Start by staying back
When you catch a cyclist, reduce speed early and leave a generous following gap. The space improves your view around the bicycle, gives the cyclist room to avoid debris or a drain, and prevents your vehicle from feeling like pressure immediately behind them.
Pass only when the whole path works
Check well ahead for oncoming vehicles, curves, hill crests, parked cars, driveways, and narrowing road space. If you cannot move through with a comfortable side margin and return smoothly without cutting in, keep following and wait for a better opportunity.
Expect movement near turns and parked cars
A cyclist may move left to avoid a door, rough pavement, or another hazard that is hard to see from your seat. Before turning, pulling over, or opening a vehicle door, use mirrors and a shoulder check so the cyclist is not hidden beside you.
ICBC knowledge-test takeaway
Choose the answer that creates time and space instead of the answer that completes the pass fastest. For a Class 7 learner, patience, repeated observation, and a predictable path are stronger safety choices than squeezing through an uncertain gap.
Quick answers
Should I pass a cyclist as soon as the centre of the road looks clear?
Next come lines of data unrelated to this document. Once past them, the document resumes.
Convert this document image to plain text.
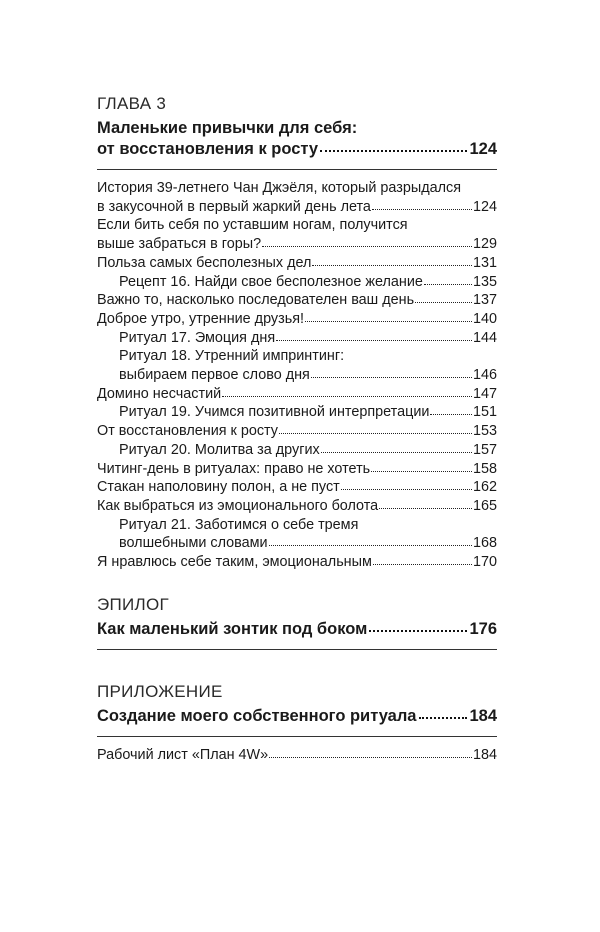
ГЛАВА 3
Маленькие привычки для себя:
от восстановления к росту	124
История 39-летнего Чан Джэёля, который разрыдался
в закусочной в первый жаркий день лета	124
Если бить себя по уставшим ногам, получится
выше забраться в горы?	129
Польза самых бесполезных дел	131
Рецепт 16. Найди свое бесполезное желание	135
Важно то, насколько последователен ваш день	137
Доброе утро, утренние друзья!	140
Ритуал 17. Эмоция дня	144
Ритуал 18. Утренний импринтинг:
выбираем первое слово дня	146
Домино несчастий	147
Ритуал 19. Учимся позитивной интерпретации	151
От восстановления к росту	153
Ритуал 20. Молитва за других	157
Читинг-день в ритуалах: право не хотеть	158
Стакан наполовину полон, а не пуст	162
Как выбраться из эмоционального болота	165
Ритуал 21. Заботимся о себе тремя
волшебными словами	168
Я нравлюсь себе таким, эмоциональным	170
ЭПИЛОГ
Как маленький зонтик под боком	176
ПРИЛОЖЕНИЕ
Создание моего собственного ритуала	184
Рабочий лист «План 4W»	184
No. You also need a clear view, enough side space, a safe return path, and no conflict from curves, driveways, parked vehicles, or changing road width. If any part is uncertain, stay back.
Why should I leave extra following distance behind a cyclist?
The extra distance improves visibility and gives both road users time to respond if the cyclist moves around debris, a pothole, a parked vehicle, or another sudden hazard.